Le dije que lo haría con todo el interés y curiosidad que esta advertencia me inspiraba. Como yo me despidiera, me preguntó si no me gustaría dedicar cinco minutos a ver al señor Jaggers «en ello».

Por varias razones, y no la menor porque no sabía con claridad en qué vería al señor Jaggers, respondí afirmativamente. Nos metimos por la City y fuimos a parar a una sala de los juzgados donde un pariente de sangre (en el sentido homicida) del difunto aquel que tenía la caprichosa afición a los broches, se hallaba en el banquillo mascando algo nerviosamente, en tanto que mi tutor estaba interrogando a una mujer y metiéndole, a ella, al tribunal y a todos los presentes, el miedo en el cuerpo. Si alguien, de la categoría que fuera, decía algo que no le sentaba bien, instantáneamente pedía «que constara por escrito». Si alguien se negaba a confesar algo, decía: «Ya se lo arrancaré yo»; y si alguien confesaba algo, decía: «Ya le tengo cogido». Los magistrados temblaban sólo de ver cómo se mordía el dedo.
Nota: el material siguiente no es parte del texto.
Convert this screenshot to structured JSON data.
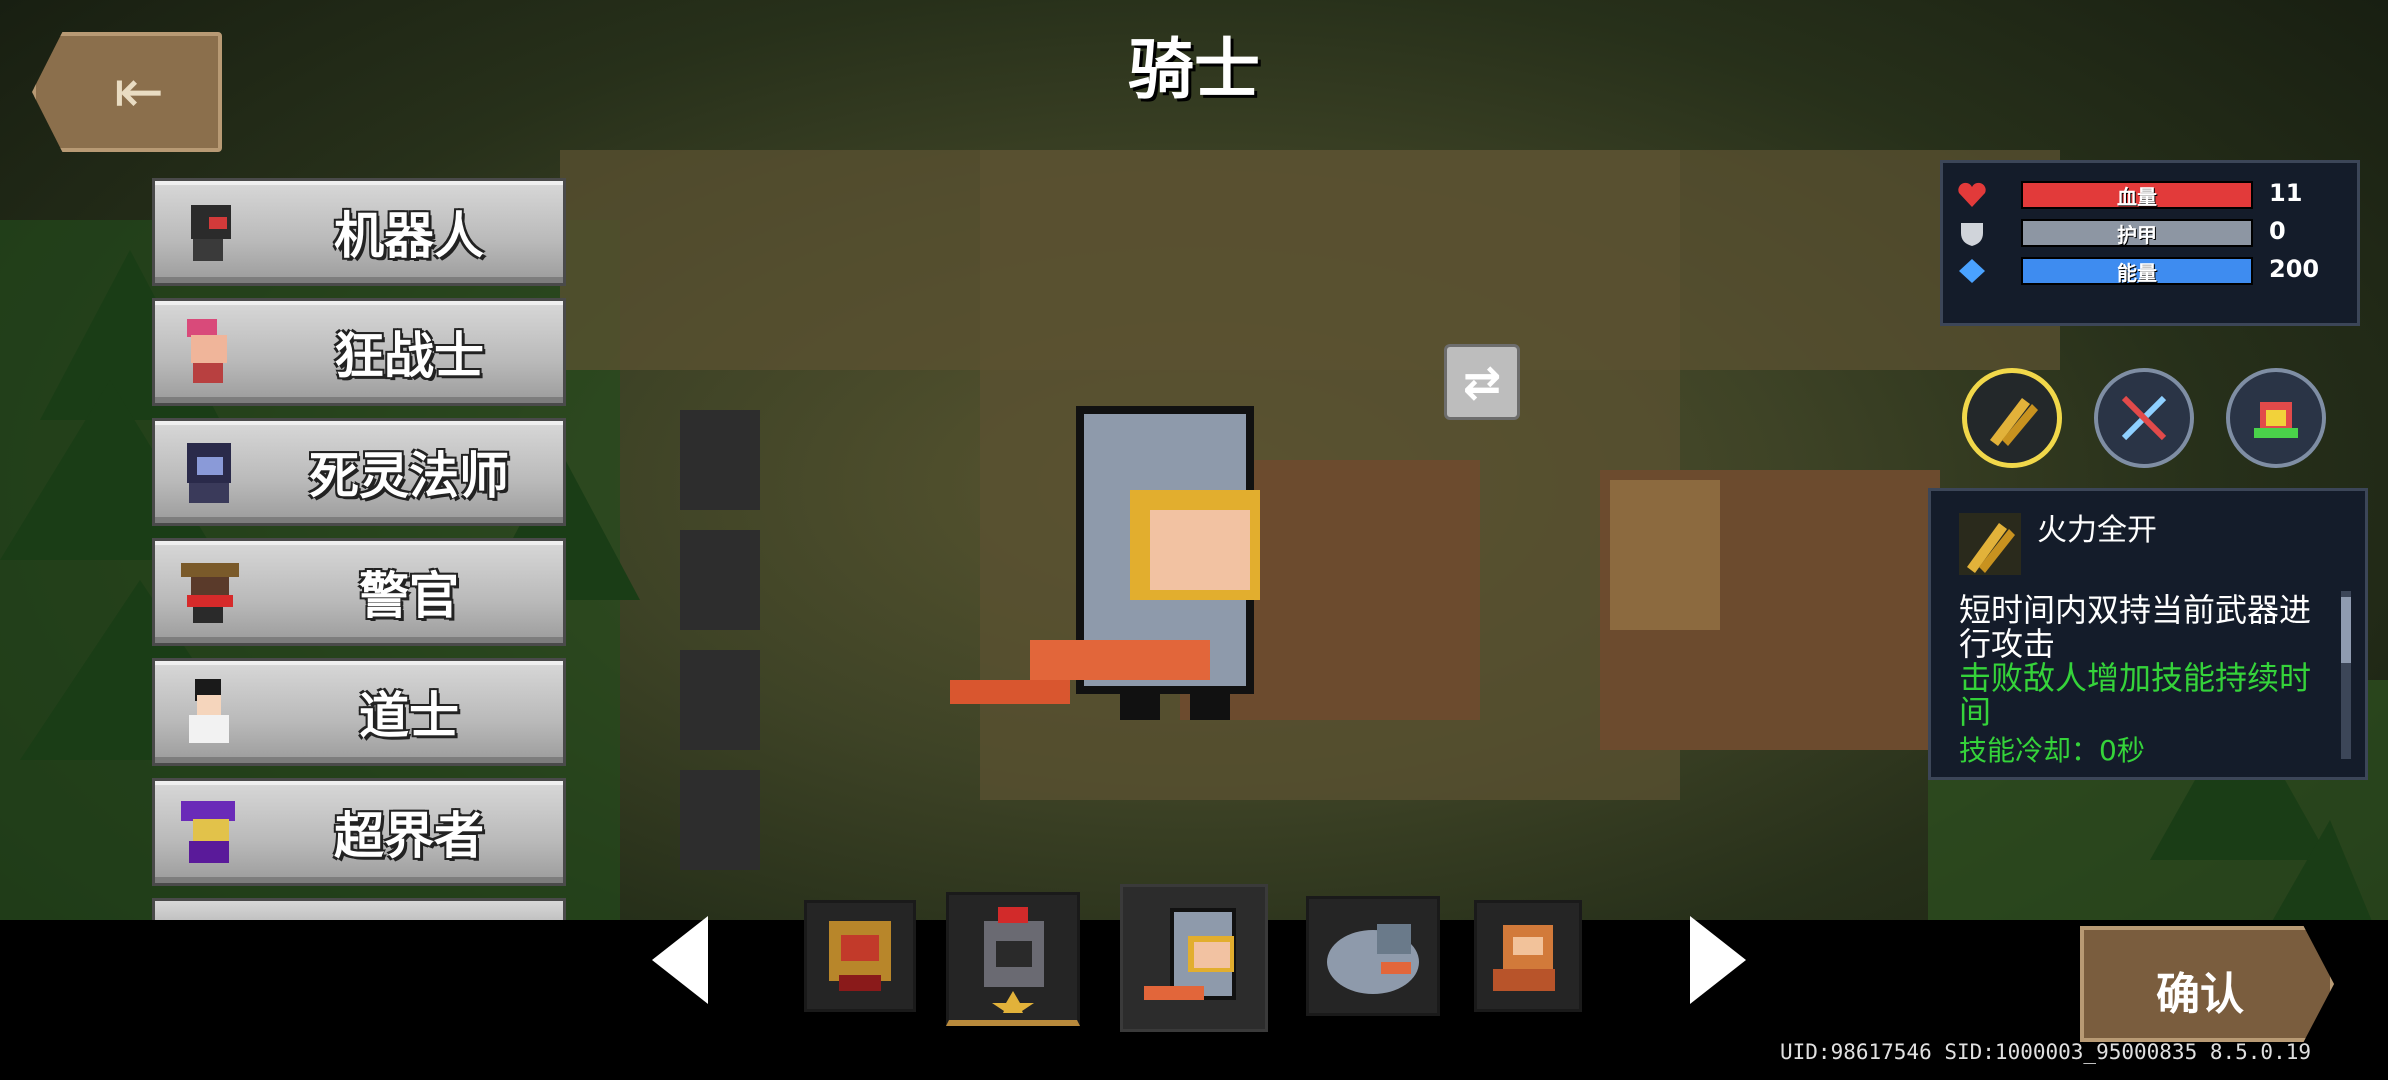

Los ladrones y los guardias estaban pendientes de sus palabras con temeroso arrobamiento y se estremecían cada vez que un pelo de sus cejas se volvía en dirección a ellos. No pude entender de qué parte estaba mi tutor, porque me pareció que estaba moliendo a toda la sala en su molino; sólo sé que en el momento en que salí de puntillas no estaba de parte de los magistrados, porque estaba produciendo grandes convulsiones bajo la mesa en las piernas del caballero que presidía, con sus denuncias contra la conducta de éste como representante de la ley y la justicia inglesas en aquel sillón y en aquel día.